Well, that’s what could happen, but it didn’t. Our experience was more sedate with rear paddler under instructions from forward paddler, to use two orange fishing gloves to handle a fish she’d caught, unfortunately the fishing glove material is full of loops which invite the snagging of lures, and in this case she caught both gloves, she now has a fish in the middle and the gloves stuck together. Frustrated, she ends up discarding the fish and the offending glove still hanging from the fishing line overboard like some “Orange Hand” of the river gods.
The river gods are holding a fish aloft as if to say “’eres a fish for ya Matey”.
Lures get stuck everywhere, obviously casting is a prime time, up trees three and four meters above the river, you wonder what the heck happened as the “quick flick” flies off the real and into the riverside forest canopy. Now there is the issue of retrieving it. Sometimes you can flick it free, and sometimes you can , let it down over a branch and then cut the lure off and retrieve the line without it.
Flicking repeatedly from a bunch of reeds often generates a sudden release, and with a robust tug it ends up flying at the tugger, missing them or their canoe buddy within inches.
When your most expensive lure that’s just caught, five very large bass suddenly disappears into a tree overhanging high above the river always evokes the most irrational behaviour. Before you know it you’re mobilizing a rescue team dedicated to the recovery of your prize lure, frantically paddling towards the dangling artefact without fear or favour. Usually hanging temptingly close so that if one stood up in the canoe and stretched full length with a paddle in hand, it could almost be reached.

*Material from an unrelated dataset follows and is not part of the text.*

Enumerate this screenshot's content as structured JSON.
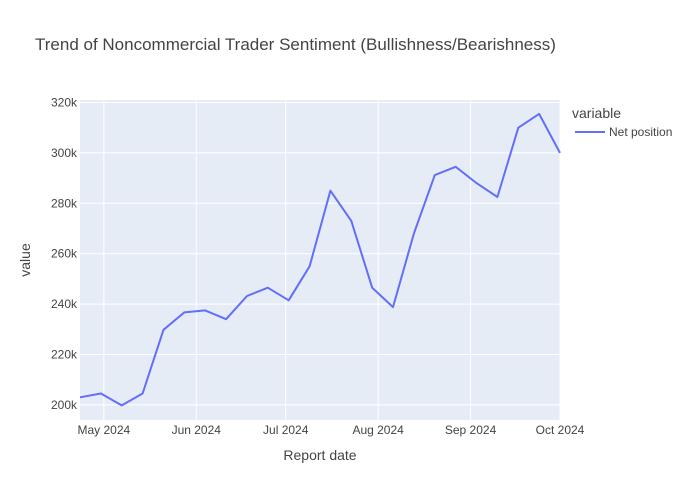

Of course, in these instances, less regard is given to craft stability or the continuous flow of the underlying river as it sweeps things such as canoes with people standing in them with outstretched arms downstream. Such rescues can end in results that are not necessarily anticipated.
Exactly this happened with the daughter’s “famous” lure, it had been cast in the aforementioned manner and had indeed spun a couple of times around a tree limb only to hang temptingly below the tree limb.
With person one in the rear of a canoe and and person two in the front as the canoe pilot, working from the front managed to hover under the valuable plastic object. Person one waggled our largest paddle defiantly at the lure, to no avail.
She decided to grab our largest as yet unused awning pole to see if the added length allowed a more positive result. Said pole acquired the girls head back to the action area and, using a hook on the side of the pole managed to flick the lure off the tree and retrieve it without harming anyone or yet anything.
Planning for a trip we spend a lot of time and money on selecting the correct lures. We arrive at the camp full of hope and expectation with lures of all shapes and sizes, colours, textures and rattles.
This trip saw the yellow and black rubber frogs, squidgy with secret super sauce attractant guaranteed to catch fish, spinner baits, all the rage with the “TV” fishermen, apparently ideal for deep water bass holding down.
The lure of the trip was one my daughter purchased; a hard lure for bass rated to dive up to six meters, coloured green and silver, this beauty caught some of the great fish, including the four largest fish with the biggest, coming in at 40 cm long. We didn’t unfortunately have a set of scales, so we didn’t know the weight.